David Baker, the president and CEO of the Hall of Fame, announced earlier this week on SiriusXM NFL Radio that the board in Canton, Ohio would consider allowing 20 inductees for the 2020 class as part of the NFL’s 100th anniversary happening this season.
.@ProFootballHOF President & CEO David Baker tells us that as a part of the league's 100th anniversary, the HOF Class of 2020 could expand to 20 inductees. #NFL100— SiriusXM NFL Radio (@SiriusXMNFL) July 2, 2019
LISTEN HERE pic.twitter.com/iiL9ZUVl9h
This seems like something Baker does indeed want but understands that it’s not a done deal. Having the concept approved by the operating board is a crucial first step, but getting it past the actual board in a month’s time is the real hurdle.
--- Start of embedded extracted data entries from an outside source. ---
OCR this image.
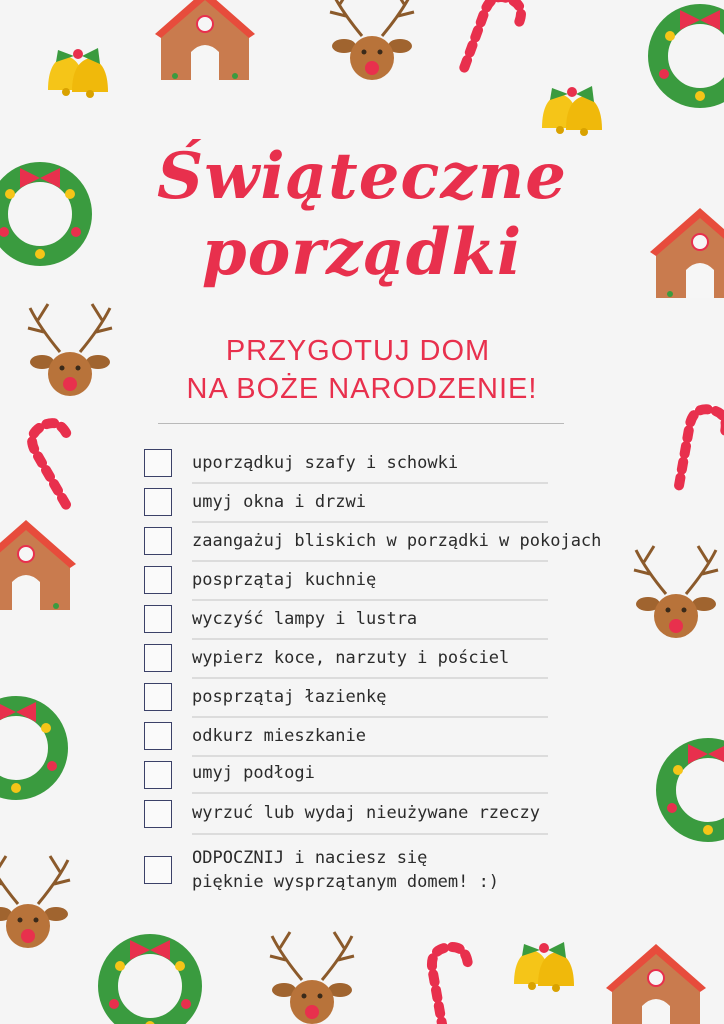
Świąteczne
porządki
PRZYGOTUJ DOM
NA BOŻE NARODZENIE!
uporządkuj szafy i schowki
umyj okna i drzwi
zaangażuj bliskich w porządki w pokojach
posprzątaj kuchnię
wyczyść lampy i lustra
wypierz koce, narzuty i pościel
posprzątaj łazienkę
odkurz mieszkanie
umyj podłogi
wyrzuć lub wydaj nieużywane rzeczy
ODPOCZNIJ i naciesz się
pięknie wysprzątanym domem! :)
Even as a one-year action, this is still adding 12 additional enshrinees which may be a concept that the board as a whole may not be accepting towards. But Baker explained how it would be emphasized by its senior inductees.
“Normally, (like) this year, we have eight. So, this would be quite a few guys (added).” Said Baker. “But it would be the five normal modern-era players elected from 15 finalists, and then 10 seniors, three contributors -- like Gil (Brandt) -- and two (coaches). But again, I want to stress that that’s got to be something that’s passed by our board at its meeting on Friday, Aug. 2.”
10 seniors eh? I can think of two nominees right off the bat.
Anderson and Riley can only be inducted in as seniors now, and if neither of them can get a bronze bust in a class with potentially 10 seniors, we might as well nail their hopes and dreams in a coffin and drop it to the bottom of the Ohio River.